Wenn man normalerweise auf ein Konzert seiner Lieblingsband geht, dann hat man meist die Tickets bereits einige Monate im Voraus. Man kann sich in Ruhe überlegen wie man hinreist und man weiß meist, wer mit einem dort ist. Doch am 14.09. war alles anders…

Beim Sunrise Avenue – Secret Concert in Berlin war man auf das Organisationstalent von anderen angewiesen. Okay, außer vielleicht bei der Anreise, aber was genau passierte, das fanden wir erst am Abend heraus. Ich war also die Begleitung von einer der glücklichen Gewinnerinnen, die über den offiziellen deutschen Sunrise Avenue Fanclub gewonnen hatte. Am Anfang hatte ich mal gelesen, dass nur 50 Leute zu dem Event konnten, aber wer mitgezählt hatte, wusste, dass es mehr waren, denn die Radiosender hatten ja auch einige Verlosungen. So hatte ich das große Glück, mit all meinen Freundinnen dort zu sein. Wir waren wie verabredet an unserem Treffpunkt, wo uns Sascha (Universal/Bravado) direkt angesprochen hatte. Wir wären sicherlich sonst zu weit gelaufen.

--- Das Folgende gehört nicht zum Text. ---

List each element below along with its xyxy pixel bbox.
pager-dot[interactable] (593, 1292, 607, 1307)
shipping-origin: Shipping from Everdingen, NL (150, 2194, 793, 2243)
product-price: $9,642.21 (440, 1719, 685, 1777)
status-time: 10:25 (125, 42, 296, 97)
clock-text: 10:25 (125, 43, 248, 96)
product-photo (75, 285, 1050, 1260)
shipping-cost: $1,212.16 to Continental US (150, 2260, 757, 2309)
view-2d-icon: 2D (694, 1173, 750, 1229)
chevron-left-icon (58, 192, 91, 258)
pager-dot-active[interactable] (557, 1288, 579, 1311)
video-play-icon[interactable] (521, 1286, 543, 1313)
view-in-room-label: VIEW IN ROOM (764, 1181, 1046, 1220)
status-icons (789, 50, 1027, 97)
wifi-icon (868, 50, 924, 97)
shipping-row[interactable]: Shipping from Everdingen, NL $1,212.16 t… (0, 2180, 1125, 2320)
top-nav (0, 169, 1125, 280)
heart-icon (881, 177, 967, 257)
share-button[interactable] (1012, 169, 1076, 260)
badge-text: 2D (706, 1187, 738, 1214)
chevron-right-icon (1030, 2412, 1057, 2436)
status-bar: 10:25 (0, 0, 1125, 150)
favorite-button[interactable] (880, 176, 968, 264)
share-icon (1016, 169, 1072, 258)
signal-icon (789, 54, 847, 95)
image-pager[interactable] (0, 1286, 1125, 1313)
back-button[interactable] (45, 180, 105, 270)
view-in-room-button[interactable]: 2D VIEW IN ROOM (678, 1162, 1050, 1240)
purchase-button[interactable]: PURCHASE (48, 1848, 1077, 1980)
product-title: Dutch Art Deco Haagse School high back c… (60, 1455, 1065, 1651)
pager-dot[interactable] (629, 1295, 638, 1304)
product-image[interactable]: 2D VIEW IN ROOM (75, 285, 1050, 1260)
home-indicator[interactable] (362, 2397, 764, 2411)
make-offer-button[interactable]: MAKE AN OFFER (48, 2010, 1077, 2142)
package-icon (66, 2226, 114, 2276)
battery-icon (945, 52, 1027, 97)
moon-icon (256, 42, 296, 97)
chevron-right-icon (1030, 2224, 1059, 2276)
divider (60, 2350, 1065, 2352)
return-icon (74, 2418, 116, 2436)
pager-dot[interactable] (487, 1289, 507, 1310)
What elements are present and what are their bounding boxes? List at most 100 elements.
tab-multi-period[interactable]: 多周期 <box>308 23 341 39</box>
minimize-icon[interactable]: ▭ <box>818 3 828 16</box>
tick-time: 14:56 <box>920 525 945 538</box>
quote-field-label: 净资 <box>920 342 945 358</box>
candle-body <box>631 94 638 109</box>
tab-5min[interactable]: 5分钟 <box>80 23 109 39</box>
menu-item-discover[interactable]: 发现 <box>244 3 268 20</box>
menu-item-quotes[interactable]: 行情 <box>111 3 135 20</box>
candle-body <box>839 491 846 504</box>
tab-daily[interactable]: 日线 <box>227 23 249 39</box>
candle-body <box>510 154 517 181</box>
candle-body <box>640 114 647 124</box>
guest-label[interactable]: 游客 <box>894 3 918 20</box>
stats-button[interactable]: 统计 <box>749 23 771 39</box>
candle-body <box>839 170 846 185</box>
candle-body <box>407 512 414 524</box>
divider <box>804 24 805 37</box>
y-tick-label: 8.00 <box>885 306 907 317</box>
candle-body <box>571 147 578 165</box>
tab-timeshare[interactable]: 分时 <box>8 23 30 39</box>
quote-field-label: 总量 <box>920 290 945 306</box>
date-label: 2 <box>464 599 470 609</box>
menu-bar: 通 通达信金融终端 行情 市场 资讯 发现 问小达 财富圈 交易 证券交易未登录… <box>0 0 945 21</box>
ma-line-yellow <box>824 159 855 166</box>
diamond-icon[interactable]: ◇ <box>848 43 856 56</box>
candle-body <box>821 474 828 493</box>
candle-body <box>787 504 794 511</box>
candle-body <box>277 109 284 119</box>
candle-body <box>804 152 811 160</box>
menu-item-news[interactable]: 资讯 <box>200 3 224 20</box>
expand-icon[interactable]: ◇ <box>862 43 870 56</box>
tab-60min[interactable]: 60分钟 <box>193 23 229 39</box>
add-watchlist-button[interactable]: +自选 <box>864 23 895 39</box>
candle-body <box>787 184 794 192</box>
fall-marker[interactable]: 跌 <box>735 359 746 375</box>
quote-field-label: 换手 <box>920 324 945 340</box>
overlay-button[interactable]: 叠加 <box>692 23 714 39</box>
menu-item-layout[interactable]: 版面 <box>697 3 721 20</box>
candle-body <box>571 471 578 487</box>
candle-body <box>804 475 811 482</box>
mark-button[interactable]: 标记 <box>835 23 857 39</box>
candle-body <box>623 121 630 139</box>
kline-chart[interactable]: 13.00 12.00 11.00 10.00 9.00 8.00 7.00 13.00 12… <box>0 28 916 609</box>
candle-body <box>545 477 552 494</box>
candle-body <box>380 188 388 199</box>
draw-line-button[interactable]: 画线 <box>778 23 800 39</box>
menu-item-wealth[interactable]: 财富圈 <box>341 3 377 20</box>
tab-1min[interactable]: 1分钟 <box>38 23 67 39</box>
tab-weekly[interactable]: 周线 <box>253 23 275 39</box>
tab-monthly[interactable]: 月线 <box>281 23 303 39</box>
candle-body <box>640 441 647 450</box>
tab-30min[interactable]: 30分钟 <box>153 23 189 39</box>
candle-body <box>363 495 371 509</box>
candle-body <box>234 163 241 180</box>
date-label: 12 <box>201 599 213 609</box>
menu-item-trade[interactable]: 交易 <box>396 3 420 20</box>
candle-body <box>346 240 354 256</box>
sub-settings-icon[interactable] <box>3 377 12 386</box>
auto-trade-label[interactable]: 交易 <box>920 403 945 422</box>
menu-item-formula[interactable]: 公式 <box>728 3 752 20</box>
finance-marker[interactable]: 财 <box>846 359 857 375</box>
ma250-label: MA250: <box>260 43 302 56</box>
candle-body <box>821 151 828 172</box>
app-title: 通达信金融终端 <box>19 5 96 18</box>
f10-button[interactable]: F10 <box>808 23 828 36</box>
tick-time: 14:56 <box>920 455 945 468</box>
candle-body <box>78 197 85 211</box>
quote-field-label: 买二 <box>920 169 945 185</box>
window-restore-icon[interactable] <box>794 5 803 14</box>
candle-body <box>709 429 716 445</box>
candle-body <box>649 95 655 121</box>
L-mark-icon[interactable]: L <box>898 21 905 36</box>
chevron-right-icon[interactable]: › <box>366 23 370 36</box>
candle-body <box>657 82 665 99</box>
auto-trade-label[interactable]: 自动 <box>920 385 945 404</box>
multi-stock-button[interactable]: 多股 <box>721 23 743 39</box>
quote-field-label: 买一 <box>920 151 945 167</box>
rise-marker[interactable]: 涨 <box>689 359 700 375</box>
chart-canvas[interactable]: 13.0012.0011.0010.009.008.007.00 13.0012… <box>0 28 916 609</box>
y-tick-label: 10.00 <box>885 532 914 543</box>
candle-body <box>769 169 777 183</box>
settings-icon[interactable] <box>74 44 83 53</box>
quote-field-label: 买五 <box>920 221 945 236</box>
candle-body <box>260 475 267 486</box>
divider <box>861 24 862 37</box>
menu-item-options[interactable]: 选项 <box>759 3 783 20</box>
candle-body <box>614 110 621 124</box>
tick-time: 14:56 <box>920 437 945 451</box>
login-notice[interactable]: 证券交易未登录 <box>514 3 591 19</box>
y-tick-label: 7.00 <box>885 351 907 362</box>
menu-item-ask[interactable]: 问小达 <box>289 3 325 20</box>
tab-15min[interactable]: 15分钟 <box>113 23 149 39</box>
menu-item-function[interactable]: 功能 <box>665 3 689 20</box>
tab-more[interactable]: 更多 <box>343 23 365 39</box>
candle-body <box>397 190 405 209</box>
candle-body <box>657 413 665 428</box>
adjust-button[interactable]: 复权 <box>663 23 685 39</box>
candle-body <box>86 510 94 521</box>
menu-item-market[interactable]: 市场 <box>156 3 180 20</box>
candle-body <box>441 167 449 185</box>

Am Treffpunkt wurde dann erstmal gequatscht und wir wurden von der Liste abgehakt, die bestätigt hat, dass wir dabei waren. Okay, dann kam schon die erste Überraschung: als wir ein rotes Sunrise Avenue Shirt bekamen und gebeten wurden, das auch bitte zumindest am Anfang zu tragen, weil damit eine Überraschung für SAMU geplant ist. Ich schreibe das extra so, aber näher darauf eingehen werde ich erst zum Schluss.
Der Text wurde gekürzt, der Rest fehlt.